I came across this story tonight that I thought was shocking. I have listed some high lights but take the time to ready the whole article.
``This asset class has taken a bullet in the head,'' said Christopher Whalen, an analyst for Institutional Risk Analytics
Losses from seriously delinquent loans will be 40 percent to 50 percent, up from a traditional level of about 35 percent
If in fact U.S. home foreclosures doubled to 223,538 in September from a year earlier than means that the banks now have in inventory of at least 223,538 home to be sold as quickly as possible. This inventory has to be moved by the banks and they will drive the prices down to get this inventory off their books. The result will be more pressure on selling prices.
Oct. 11 (Bloomberg) -- Moody's Investors Service lowered ratings on $33.4 billion of securities backed by subprime mortgages, the biggest downgrade yet, saying losses on delinquent home loans will continue to rise.
The 2,187 securities were issued in 2006 and represent 7.8 percent of the original dollar volume of the debt rated by Moody's, according to a statement today by the New York-based credit ratings company. Moody's affirmed ratings on about $280 billion of securities.
Moody's, a unit of Moody's Corp., cut the securities after increasing its assumptions for losses on delinquent home loans and tightening its ratings criteria. The reductions, the most sweeping among the three top ratings companies, follow similar moves by Fitch Ratings, which last week lowered rankings on $18.4 billion of subprime bonds.
``This asset class has taken a bullet in the head,'' said Christopher Whalen, an analyst for Institutional Risk Analytics, a research firm in Hawthorne, California. ``The unfortunates who have this will not want to hold the paper any more. These bonds are going to trade like orphans.''
Moody's, Standard & Poor's and Fitch, a unit of Paris-based Fimalac SA, were criticized by investors and lawmakers for awarding excessively high ratings to subprime securities and failing to predict that lax lending standards may increase the change of home-loan delinquencies. Subprime mortgage defaults reached record highs this year and some securities have dropped by more than 50 cents on the dollar.
The downgrades came the same day that RealtyTrace Inc. said U.S. home foreclosures doubled to 223,538 in September from a year earlier as subprime borrowers struggled to make payments on adjustable-rate mortgages. Mortgage servicers are also unlikely to modify loans to help borrowers avoid default, Moody's said, citing a recent survey.
One percent of U.S. subprime mortgages with interest rates that began to adjust in January, April and July were modified to help homeowners avoid default, Moody's said.
The company now expects losses from seriously delinquent loans will be 40 percent to 50 percent, up from a traditional level of about 35 percent.

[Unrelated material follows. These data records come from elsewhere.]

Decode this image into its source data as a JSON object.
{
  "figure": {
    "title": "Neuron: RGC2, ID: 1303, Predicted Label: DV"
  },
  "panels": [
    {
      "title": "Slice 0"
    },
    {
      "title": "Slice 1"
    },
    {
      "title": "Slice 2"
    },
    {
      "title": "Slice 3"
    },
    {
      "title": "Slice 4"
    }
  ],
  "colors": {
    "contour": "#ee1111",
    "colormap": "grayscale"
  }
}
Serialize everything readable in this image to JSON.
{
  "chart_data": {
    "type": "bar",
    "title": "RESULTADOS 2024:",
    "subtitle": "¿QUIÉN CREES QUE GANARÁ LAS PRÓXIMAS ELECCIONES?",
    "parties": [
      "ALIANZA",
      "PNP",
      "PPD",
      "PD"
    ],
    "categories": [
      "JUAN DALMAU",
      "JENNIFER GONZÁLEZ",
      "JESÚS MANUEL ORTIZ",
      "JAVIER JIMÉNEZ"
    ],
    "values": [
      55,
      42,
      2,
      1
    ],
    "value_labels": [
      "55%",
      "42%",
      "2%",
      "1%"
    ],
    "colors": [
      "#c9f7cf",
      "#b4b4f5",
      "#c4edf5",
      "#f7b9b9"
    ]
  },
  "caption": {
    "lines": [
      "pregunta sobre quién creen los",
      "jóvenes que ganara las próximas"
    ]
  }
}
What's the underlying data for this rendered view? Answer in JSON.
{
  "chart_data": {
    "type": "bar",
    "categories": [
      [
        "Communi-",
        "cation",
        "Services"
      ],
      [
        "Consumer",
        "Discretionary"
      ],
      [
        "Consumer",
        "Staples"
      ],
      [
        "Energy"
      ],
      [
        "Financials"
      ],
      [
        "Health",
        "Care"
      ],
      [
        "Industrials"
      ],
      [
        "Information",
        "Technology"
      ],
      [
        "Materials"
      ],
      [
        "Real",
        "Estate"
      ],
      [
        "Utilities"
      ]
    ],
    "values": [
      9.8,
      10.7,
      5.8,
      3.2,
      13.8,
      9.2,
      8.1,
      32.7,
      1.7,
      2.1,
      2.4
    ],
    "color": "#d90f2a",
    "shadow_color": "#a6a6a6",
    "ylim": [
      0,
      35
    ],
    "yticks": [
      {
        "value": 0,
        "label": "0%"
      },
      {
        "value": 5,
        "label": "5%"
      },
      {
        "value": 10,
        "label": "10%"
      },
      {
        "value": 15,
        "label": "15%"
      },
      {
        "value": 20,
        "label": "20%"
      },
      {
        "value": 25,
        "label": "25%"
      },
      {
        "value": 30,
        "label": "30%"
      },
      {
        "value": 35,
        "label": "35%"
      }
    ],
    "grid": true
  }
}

``It is very challenging to come up with an assumption for losses because we don't have many yet,'' said Nicolas Weill, Moody's chief credit officer for structured finance. ``To come up with an assumption we talked to a lot of servicers and we do have some losses coming in. We know that some areas will have more than 40 percent and others will have less.''
Moody's affirmed securities rated Aaa and Aa. They represent about 75 percent of Aaa bonds rated by Moody's and 52 percent of those rated Aa.
About $23.8 billion of securities were placed on review for a cut, including 48 classes rated Aaa, Weill said. Most of the securities downgraded were originally rated Ba, Baa, or A, Moody's said.
About 755 bonds were lowered to Caa1 or below, a designation that means bonds are of ``poor standing,'' or there may be ``elements of danger with respect to principal or interest.''
``The lower ratings are being affected more and deeper, which is appropriate,'' Weill said. ``The higher ratings are being affected less.''
Moody's said last month it expects to lower ratings on more subprime-mortgage securities, and will assume its rankings for many such bonds issued since July 2005 are too high in assessing new collateralized debt obligations. CDOs package pools of mortgage securities and slice them into pieces with varying degrees of risk, from AAA to unrated portions.
``Now a CDO manager will have to run the value model and revise it in light of the new evaluation,'' said Joseph R. Mason, associate finance professor at Drexel University in Philadelphia. ``The rating agencies are going to have to do the same thing. Now, they're going to have to go back and rerate the CDO and we have not yet seen those results.''
The downgrades of the 1,003 bond classes represented 11 percent of the entire $173 billion of securities from 2006 that were rated by Fitch.